Mais le problème n’est pas seulement économique. Europe 1 se cherche éditorialement depuis des années, enchaînant les relances et les changements de direction. Cet été, néanmoins, un peu de stabilité a prévalu. Le matinalier installé l’an dernier, Matthieu Belliard, a été confirmé pour la saison qui reprendra fin août. Il avait succédé à l’animateur Nikos Aliagas, qui avait lui-même remplacé Patrick Cohen. Ces deux derniers n’avaient pas tenu plus d’une année à ce poste très exposé. D’autres têtes d’affiche sont reconduites : Anne Roumanoff, Nicolas Canteloup, Christophe Hondelatte, Emilie Mazoyer, Olivier Delacroix.
Joker
Pour redresser la barre, la présidente d'Europe 1, Constance Benqué, une proche de Lagardère, a réussi à attirer de nouvelles têtes à l'antenne pour la rentrée 2020. Avec l'objectif de faire «monter en gamme les tranches d'info». La recrue principale s'appelle Julian Bugier. Le joker du journal télévisé de France 2 animera la tranche 18 h-20 h à la place de Nathalie Lévy. L'intéressé dit vouloir «créer un espace de liberté, qui laisse de la place à la nuance, à l'anticonformisme».

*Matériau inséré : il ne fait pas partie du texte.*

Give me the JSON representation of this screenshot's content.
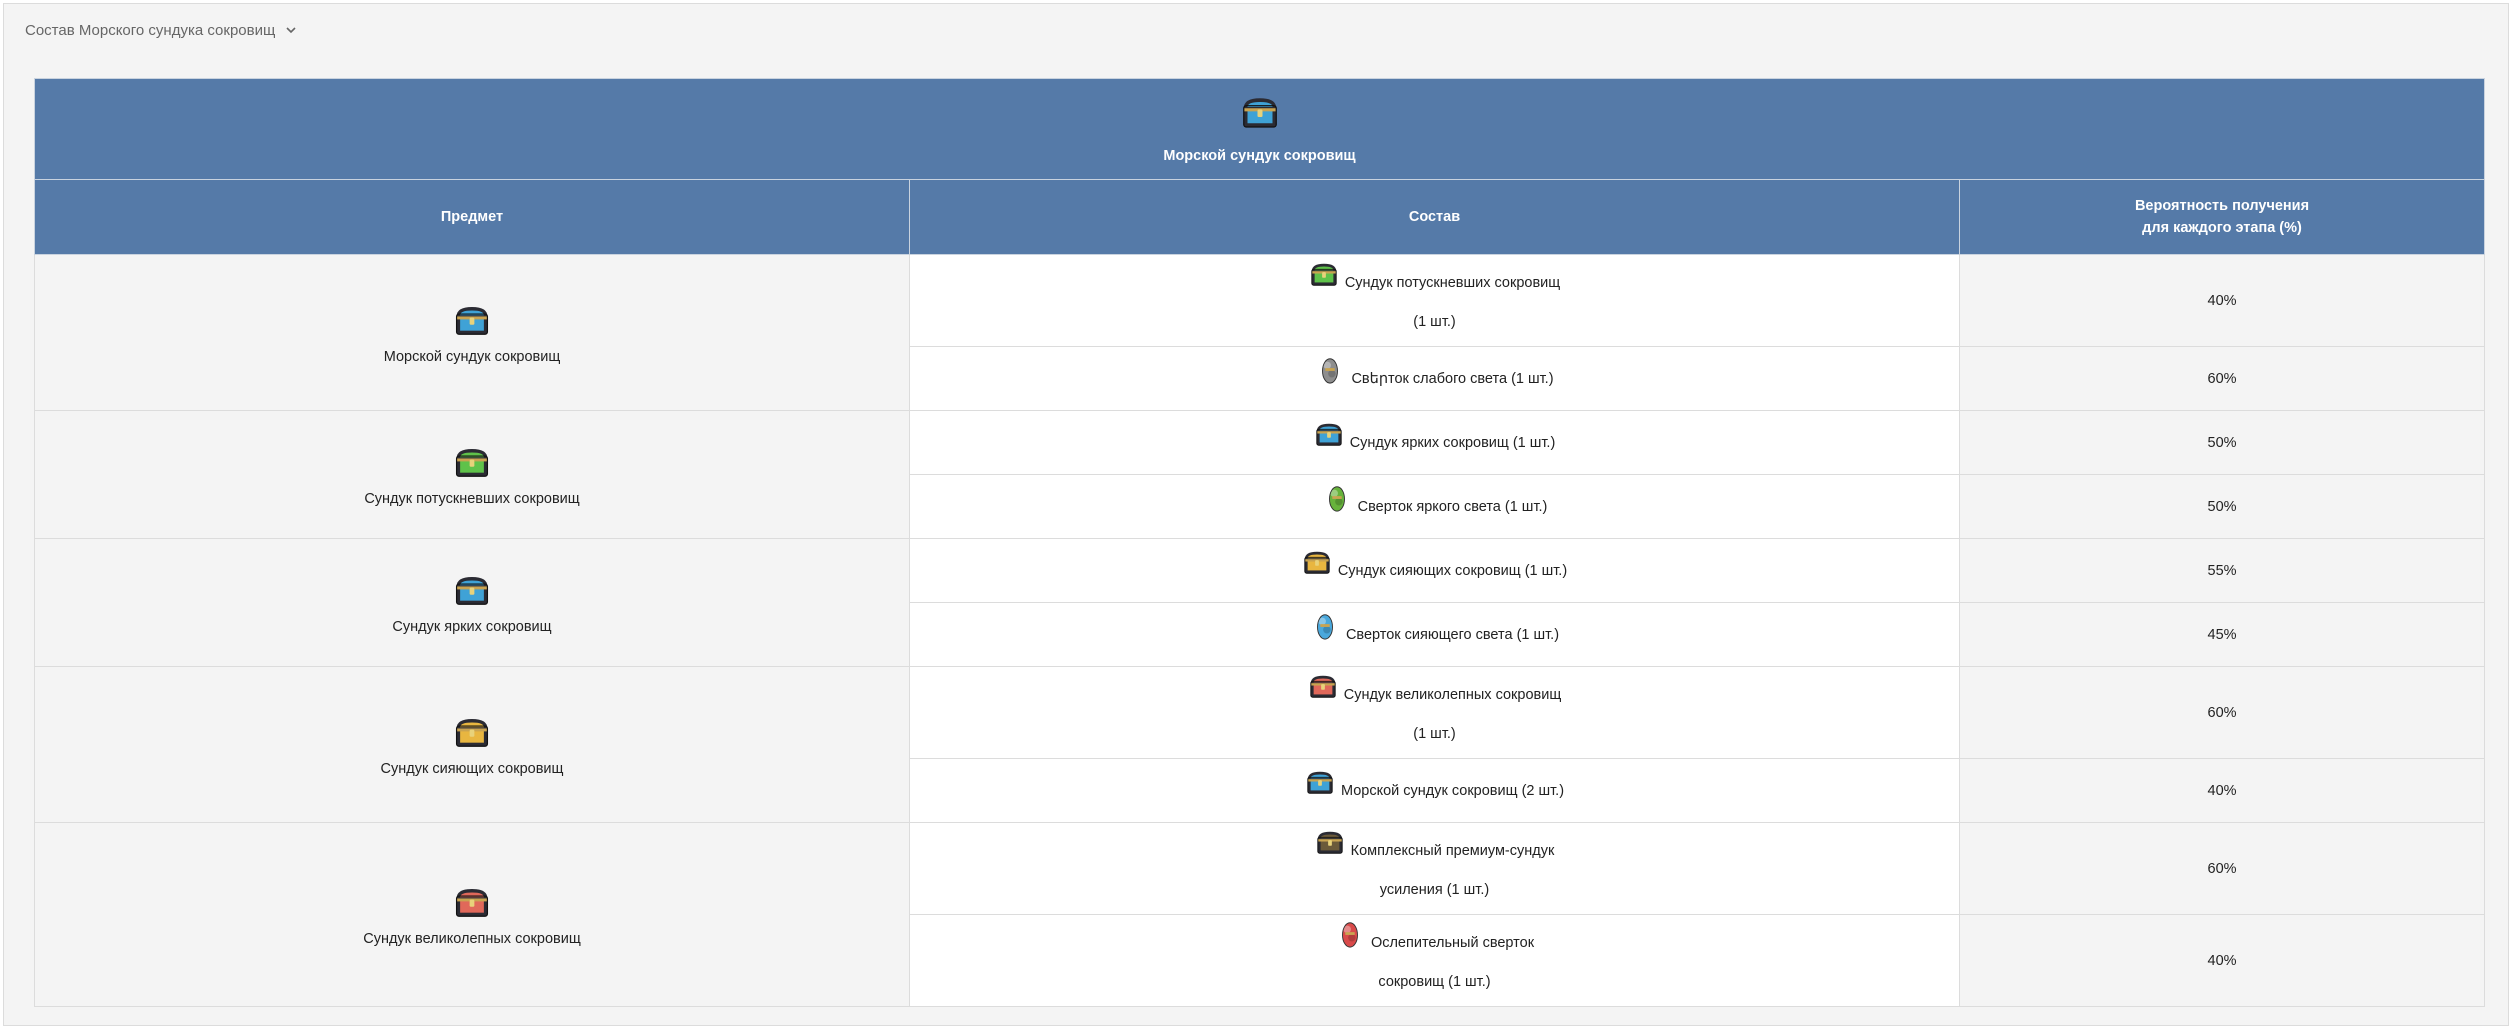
{
  "summary": {
    "label": "Состав Морского сундука сокровищ"
  },
  "table": {
    "title": "Морской сундук сокровищ",
    "headers": {
      "item": "Предмет",
      "composition": "Состав",
      "prob_line1": "Вероятность получения",
      "prob_line2": "для каждого этапа (%)"
    },
    "groups": [
      {
        "name": "Морской сундук сокровищ",
        "icon": "blue-chest-icon",
        "rows": [
          {
            "line1": "Сундук потускневших сокровищ",
            "line2": "(1 шт.)",
            "icon": "green-chest-icon",
            "prob": "40%"
          },
          {
            "line1": "Свերток слабого света (1 шт.)",
            "line2": "",
            "icon": "gray-scroll-icon",
            "prob": "60%"
          }
        ]
      },
      {
        "name": "Сундук потускневших сокровищ",
        "icon": "green-chest-icon",
        "rows": [
          {
            "line1": "Сундук ярких сокровищ (1 шт.)",
            "line2": "",
            "icon": "blue-chest-icon",
            "prob": "50%"
          },
          {
            "line1": "Сверток яркого света (1 шт.)",
            "line2": "",
            "icon": "green-scroll-icon",
            "prob": "50%"
          }
        ]
      },
      {
        "name": "Сундук ярких сокровищ",
        "icon": "blue-chest-icon",
        "rows": [
          {
            "line1": "Сундук сияющих сокровищ (1 шт.)",
            "line2": "",
            "icon": "gold-chest-icon",
            "prob": "55%"
          },
          {
            "line1": "Сверток сияющего света (1 шт.)",
            "line2": "",
            "icon": "blue-scroll-icon",
            "prob": "45%"
          }
        ]
      },
      {
        "name": "Сундук сияющих сокровищ",
        "icon": "gold-chest-icon",
        "rows": [
          {
            "line1": "Сундук великолепных сокровищ",
            "line2": "(1 шт.)",
            "icon": "red-chest-icon",
            "prob": "60%"
          },
          {
            "line1": "Морской сундук сокровищ (2 шт.)",
            "line2": "",
            "icon": "blue-chest-icon",
            "prob": "40%"
          }
        ]
      },
      {
        "name": "Сундук великолепных сокровищ",
        "icon": "red-chest-icon",
        "rows": [
          {
            "line1": "Комплексный премиум-сундук",
            "line2": "усиления (1 шт.)",
            "icon": "dark-chest-icon",
            "prob": "60%"
          },
          {
            "line1": "Ослепительный сверток",
            "line2": "сокровищ (1 шт.)",
            "icon": "red-scroll-icon",
            "prob": "40%"
          }
        ]
      }
    ]
  },
  "colors": {
    "header_bg": "#557aa8",
    "chest_blue": "#3fa2d6",
    "chest_green": "#5fc24a",
    "chest_gold": "#e8b640",
    "chest_red": "#e0685a",
    "chest_dark": "#6b5a3a",
    "scroll_gray": "#8e8e8e",
    "scroll_green": "#67b33c",
    "scroll_blue": "#4aa8dc",
    "scroll_red": "#d94a4a"
  }
}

Relégué sur la grille du week-end après avoir perdu la matinale, Patrick Cohen, très en vue pendant le confinement pour ses prestations sur France 5, revient en grâce. Il récupère la tranche d'information de midi en semaine, avec un journal et un entretien. Pour le remplacer à la tête de C'est arrivé cette semaine et C'est arrivé demain le week-end, Europe 1 a décidé de faire confiance à Frédéric Taddeï. Europe 1 récupère aussi Stéphane Bern, qui a quitté RTL après dix ans de fidélité. Il coanimera chaque jour une émission présentée comme sérieuse et divertissante sur l'histoire avec l'humoriste Matthieu Noël entre 16 heures à 18 heures. Un créneau en concurrence frontale avec les Grosses Têtes de Laurent Ruquier.